82 Views Asked by At

I am studying about memory in C++. But there is one thing that makes me doubtful. I am trying 2 different methods for array sum. One is that I access only 1 index at a time and increment i by 1. Another is that I access 5 indices of array at a time and increment i by 5. With 40 million elements, at first, I thought the one with loop unrolling might work better by reducing execution time. But both of the results are the same. I would like to know why?

#include <bits/stdc++.h>

using namespace std;
using namespace chrono;

void printVector(vector<int>& vect);

int main(int argc, char const *argv[])
{
   int n = 40000000;
   vector<int> a(n);
   vector<int> b(n);
   vector<int> c(n);

   srand((unsigned) time(0)); 

   for (int i = 0; i < n; ++i)
   {
      a[i] = ((rand() % 100) + 1);
      b[i] = ((rand() % 100) + 1);
      c[i] = ((rand() % 100) + 1);
   }

   // printVector(a);
   // printVector(b);
   // printVector(c);

   auto start = steady_clock::now();
   vector<int> vect1(n);
   for (int i = 0; i < n; i++) {
      vect1[i] = a[i] + b[i] + c[i];
   }
   // printVector(vect1);
   auto end = steady_clock::now();
   cout << duration_cast<milliseconds>(end - start).count() << " milliseconds" << endl;

   start = steady_clock::now();
   vector<int> vect2(n);
   for (int i = 0; i < n; i+=10) {
      vect2[i] = a[i] + b[i] + c[i];
      vect2[i+1] = a[i+1] + b[i+1] + c[i+1];
      vect2[i+2] = a[i+2] + b[i+2] + c[i+2];
      vect2[i+3] = a[i+3] + b[i+3] + c[i+3];
      vect2[i+4] = a[i+4] + b[i+4] + c[i+4];
      vect2[i+5] = a[i+5] + b[i+5] + c[i+5];
      vect2[i+6] = a[i+6] + b[i+6] + c[i+6];
      vect2[i+7] = a[i+7] + b[i+7] + c[i+7];
      vect2[i+8] = a[i+8] + b[i+8] + c[i+8];
      vect2[i+9] = a[i+9] + b[i+9] + c[i+9];
   }
   // printVector(vect2);
   end = steady_clock::now();
   cout << duration_cast<milliseconds>(end - start).count() << " milliseconds" << endl;
   return 0;
}

void printVector(vector<int>& vect) {
    cout << "Vector elements: " << endl;
    for (int i = 0; i < vect.size(); i++) {
       cout << vect[i] << " "; 
    }
    cout << endl;
}
1

There are 1 best solutions below

2
meaning-matters On

Loop unrolling is a common compiler optimisation and may have been done for you.
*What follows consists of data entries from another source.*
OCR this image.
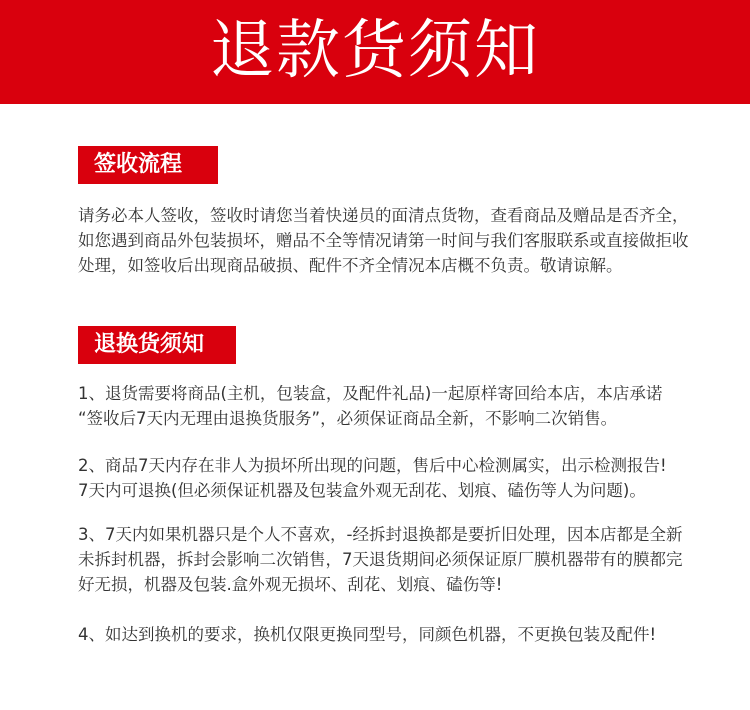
退款货须知
签收流程

请务必本人签收，签收时请您当着快递员的面清点货物，查看商品及赠品是否齐全，
如您遇到商品外包装损坏，赠品不全等情况请第一时间与我们客服联系或直接做拒收
处理，如签收后出现商品破损、配件不齐全情况本店概不负责。敬请谅解。

退换货须知

1、退货需要将商品(主机，包装盒，及配件礼品)一起原样寄回给本店，本店承诺
“签收后7天内无理由退换货服务”，必须保证商品全新，不影响二次销售。

2、商品7天内存在非人为损坏所出现的问题，售后中心检测属实，出示检测报告!
7天内可退换(但必须保证机器及包装盒外观无刮花、划痕、磕伤等人为问题)。

3、7天内如果机器只是个人不喜欢，-经拆封退换都是要折旧处理，因本店都是全新
未拆封机器，拆封会影响二次销售，7天退货期间必须保证原厂膜机器带有的膜都完
好无损，机器及包装.盒外观无损坏、刮花、划痕、磕伤等!

4、如达到换机的要求，换机仅限更换同型号，同颜色机器，不更换包装及配件!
Then, without reading vect1 and vect2, because you've commented out the print statements, the compiler could have optimised away the loops in which you write them.

The compiler could have even optimised away the loop in which you set a, b, and c.

As was said in the comments, understanding performance is hard for various reasons including CPU (cache implementation) and compiler (optimisations) aspects.